Akademisyenler Birliği Genel Başkanı Prof. Dr. Şükrü Koç, üniversiteleri çağın gereklerine ayak uyduramayan milletlerin çağın gerisine itileceğini vurguladı. Bilim ve teknolojinin yarattığı üstün gücün bugün daha iyi kavrandığını ifade eden Koç, 'Bilimsel bilgi, ateşli silah haline gelip Amerika kıtasının tüm yerli halkını yok edebiliyor, kafesli gemiler şeklinde yüzüp Afrikalıları Amerika'ya, Avrupa'ya taşıyarak köleleştirebiliyor. Bilimsel bilgi, bomba olup Hiroşima'ya düşebiliyor' dedi.

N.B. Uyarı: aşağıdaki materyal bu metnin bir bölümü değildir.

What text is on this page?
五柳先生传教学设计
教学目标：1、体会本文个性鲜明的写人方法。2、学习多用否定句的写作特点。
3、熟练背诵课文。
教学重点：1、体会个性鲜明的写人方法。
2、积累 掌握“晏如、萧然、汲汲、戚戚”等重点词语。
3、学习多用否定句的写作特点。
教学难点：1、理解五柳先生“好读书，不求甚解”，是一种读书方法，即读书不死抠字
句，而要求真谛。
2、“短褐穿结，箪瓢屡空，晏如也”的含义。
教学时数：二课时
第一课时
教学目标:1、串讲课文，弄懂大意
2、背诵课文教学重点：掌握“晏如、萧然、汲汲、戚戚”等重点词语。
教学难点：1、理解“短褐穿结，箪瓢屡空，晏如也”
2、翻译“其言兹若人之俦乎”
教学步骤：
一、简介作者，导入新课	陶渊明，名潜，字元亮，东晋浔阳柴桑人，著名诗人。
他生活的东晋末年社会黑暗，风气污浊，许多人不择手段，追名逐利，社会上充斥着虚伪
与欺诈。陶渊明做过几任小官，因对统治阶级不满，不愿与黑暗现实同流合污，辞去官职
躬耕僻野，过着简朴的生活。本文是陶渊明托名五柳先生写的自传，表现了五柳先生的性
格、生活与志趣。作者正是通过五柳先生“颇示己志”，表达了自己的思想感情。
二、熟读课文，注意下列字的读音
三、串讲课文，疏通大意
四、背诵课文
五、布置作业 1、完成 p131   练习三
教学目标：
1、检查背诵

Koç, sözlerini şöyle sürdürdü:

'İnsanlığın bu merhametsiz ve adaletsiz hatıraları, yaşadığı coğrafya ve tarih bakımından en çok biz Türkler'i uyarmalıdır. Global yarışın bizleri yeterince uyardığı söylenebilir mi? Ne yazık ki, hayır. Türkiye çoktan aşması gereken önemsiz konuları tartışıp duruyor. Türkiye sağlıklı beyinlerin reddettiği akıl almaz olayları yaşıyor. Sürüp giden global yarışa, dereceye girme azmiyle katılacağımız yerde içe dönük kavgalarla zaman geçiriyoruz. Bu tablodan ülkenin aydınları sorumludur. Sorumlulukta hiç şüphesiz önemli pay üniversitelere düşmektedir.'

TOBB ETÜ Rektörü Prof. Dr. Yücel Altunbaşak da Türkiye'nin geçmişte Avrupa ülkelerinin yaşadığı gibi 'bilimsel ve rasyonel bir devrim yaşamadığını' belirterek, Türkiye'nin daha ileri gitmesi için böyle bir devrimi yaşaması gerektiğini düşündüğünü söyledi.

20 yılını ABD'de geçirdiğini ve bu nedenle kıyaslama imkanı bulduğunu söyleyen Altunbaşak, Türkiye'de yükseköğretimin finansman sorunu çözülmediği sürece sorunların çözülemeyeceğini kaydetti.

Altunbaşak, parasını devletten alan üniversitelerin hesap verebilirliklerinin düşük olduğunu, üniversitelerin finansman sorununun biran önce çözülmesi gerektiğini söyledi.

Rektörlerin seçimle yönetime gelmesine karşı olduğunu kaydeden Altunbaşak, 'ABD'de güç öğretim üyesindedir. Bizde, özellikle devlet üniversitelerinde rektörün egemen olduğu bir sistem var. Bunun da değişmesi gerekiyor' dedi.